In April 1996, the Board of Directors authorized a Company matching
contribution up to a maximum of 1 1/2% of an employee's annual salary for the
calendar year ended December 31, 1996 and 3% for subsequent calendar years. In
January 2001, the matching contribution was raised to a maximum of 4% (100%
match of up to 3% of annual salary, and 50% match above 3% to a maximum of 5% of
salary). The Company made or accrued contributions of $150,000, $234,000, and
$162,000 for Fiscal 2000, 2001, and 2002, respectively. In January 2002, the
Company match was suspended in an effort to conserve cash, and since that date,
the Company has not made any contributions to the 401(k) Plan.

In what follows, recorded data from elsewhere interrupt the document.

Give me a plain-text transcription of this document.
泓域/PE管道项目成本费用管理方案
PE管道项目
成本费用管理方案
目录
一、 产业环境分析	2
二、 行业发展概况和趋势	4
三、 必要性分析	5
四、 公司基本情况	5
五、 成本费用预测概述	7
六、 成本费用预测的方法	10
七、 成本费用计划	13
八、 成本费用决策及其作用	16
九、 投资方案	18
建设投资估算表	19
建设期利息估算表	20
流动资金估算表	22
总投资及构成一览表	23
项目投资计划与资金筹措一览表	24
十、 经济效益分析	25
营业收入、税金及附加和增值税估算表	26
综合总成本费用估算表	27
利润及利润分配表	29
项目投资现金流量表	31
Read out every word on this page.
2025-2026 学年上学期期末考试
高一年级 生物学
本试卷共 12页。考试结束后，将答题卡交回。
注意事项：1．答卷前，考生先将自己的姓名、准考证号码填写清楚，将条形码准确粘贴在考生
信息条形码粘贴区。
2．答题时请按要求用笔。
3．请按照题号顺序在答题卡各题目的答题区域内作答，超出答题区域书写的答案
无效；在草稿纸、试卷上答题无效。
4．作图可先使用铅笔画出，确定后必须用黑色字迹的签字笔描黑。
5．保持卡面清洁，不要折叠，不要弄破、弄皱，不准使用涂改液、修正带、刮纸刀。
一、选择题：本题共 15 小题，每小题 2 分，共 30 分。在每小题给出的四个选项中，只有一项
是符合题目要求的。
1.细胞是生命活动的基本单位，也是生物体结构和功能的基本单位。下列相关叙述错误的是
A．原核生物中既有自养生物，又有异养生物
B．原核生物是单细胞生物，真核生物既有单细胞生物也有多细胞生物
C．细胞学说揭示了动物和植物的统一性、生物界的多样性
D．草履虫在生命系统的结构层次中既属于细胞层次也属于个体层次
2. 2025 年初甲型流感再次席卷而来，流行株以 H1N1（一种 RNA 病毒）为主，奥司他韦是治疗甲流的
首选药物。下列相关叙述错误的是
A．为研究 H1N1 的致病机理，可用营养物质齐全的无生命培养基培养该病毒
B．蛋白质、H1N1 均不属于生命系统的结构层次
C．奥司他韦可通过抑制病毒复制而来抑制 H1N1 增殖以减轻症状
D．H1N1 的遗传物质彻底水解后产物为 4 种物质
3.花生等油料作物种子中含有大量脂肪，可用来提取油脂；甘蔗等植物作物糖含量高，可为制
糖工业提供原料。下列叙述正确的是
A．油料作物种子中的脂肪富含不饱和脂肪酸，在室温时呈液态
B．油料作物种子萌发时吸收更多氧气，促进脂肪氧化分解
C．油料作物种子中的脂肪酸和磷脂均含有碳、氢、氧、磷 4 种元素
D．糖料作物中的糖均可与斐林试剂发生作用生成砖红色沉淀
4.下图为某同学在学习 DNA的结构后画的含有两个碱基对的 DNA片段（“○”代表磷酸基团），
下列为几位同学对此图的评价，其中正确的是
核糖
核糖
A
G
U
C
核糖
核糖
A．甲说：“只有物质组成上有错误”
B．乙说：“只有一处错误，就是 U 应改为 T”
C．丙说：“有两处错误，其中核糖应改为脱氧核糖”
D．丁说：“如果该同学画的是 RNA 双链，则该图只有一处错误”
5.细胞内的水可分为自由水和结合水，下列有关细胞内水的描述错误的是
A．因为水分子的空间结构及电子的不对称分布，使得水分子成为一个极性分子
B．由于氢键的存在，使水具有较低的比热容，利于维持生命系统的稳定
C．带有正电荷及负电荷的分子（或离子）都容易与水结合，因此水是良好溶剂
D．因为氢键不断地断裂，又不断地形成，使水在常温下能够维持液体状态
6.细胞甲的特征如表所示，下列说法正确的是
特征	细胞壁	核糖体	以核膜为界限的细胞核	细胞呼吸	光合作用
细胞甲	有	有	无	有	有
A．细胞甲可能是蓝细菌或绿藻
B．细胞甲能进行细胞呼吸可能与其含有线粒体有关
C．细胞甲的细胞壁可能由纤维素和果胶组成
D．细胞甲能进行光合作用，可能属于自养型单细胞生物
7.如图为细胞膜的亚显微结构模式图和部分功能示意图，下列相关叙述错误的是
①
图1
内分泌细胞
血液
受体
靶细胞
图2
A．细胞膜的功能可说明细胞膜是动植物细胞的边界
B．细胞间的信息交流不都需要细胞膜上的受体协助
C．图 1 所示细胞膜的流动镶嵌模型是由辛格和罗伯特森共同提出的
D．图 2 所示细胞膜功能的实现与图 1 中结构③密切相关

All 401(k) contributions are placed in a trust fund to be invested at the
trustee's discretion, except that the Company may designate that the funds be
placed and held in specific investment accounts managed by an investment manager
other than the trustee. Amounts contributed to employee accounts by the Company
or as compensation reduction payments, and any earnings or interest accrued on
employee accounts, are not subject to federal income tax until distributed to
the employee, and may not be withdrawn (absent financial hardship) until death,
retirement or termination of employment.
REPORT OF COMPENSATION AND MANAGEMENT COMMITTEE
CONCERNING EXECUTIVE COMPENSATION
Overview
Compensation determinations are made by the Company's Compensation and
Management Committee. The Company seeks to provide executive compensation that
will support the achievement of
14.
the Company's financial goals while attracting and retaining talented executives
and rewarding superior performance.
The Company seeks to provide an overall level of compensation to the
Company's executives that is competitive within the Company's industry and with
other companies of comparable size and complexity. Compensation in any
particular case may vary from the industry average on the basis of annual and
long-term Company performance as well as individual performance. The
Compensation and Management Committee will exercise its discretion to set
compensation where, in its judgment, external, internal or individual
circumstances warrant it.
In general, the Company compensates its executive officers through a
combination of salary and stock option awards. Additionally, the Company's
executives are eligible to participate in or receive benefits under an employee
benefit plan made available by the Company to its executives and/or employees.
Salary
Of the primary elements of executive compensation set forth above, salary
is generally the least affected by the Company's performance, although it is
very much dependent on individual performance. Executive salaries for Fiscal
2002 were, however, adversely affected by the Company's performance as
executives, at the recommendation of the Compensation and Management Committee
and in a cooperative effort to conserve the Company's cash resources, reduced
their salaries initially by 20%, which reduction was then followed by an
across-the-board increase so that the Company's executives are now receiving 90%
of their former salaries. The Company believes that salaries paid to its
executives are competitive with industry norms. The salary levels and annual
increases of all executive officers of the Company must be approved by the
Compensation and Management Committee. Salary levels for executives are
determined by progress made in the operational and functional areas for which
they are responsible as well as the overall profitability of the Company.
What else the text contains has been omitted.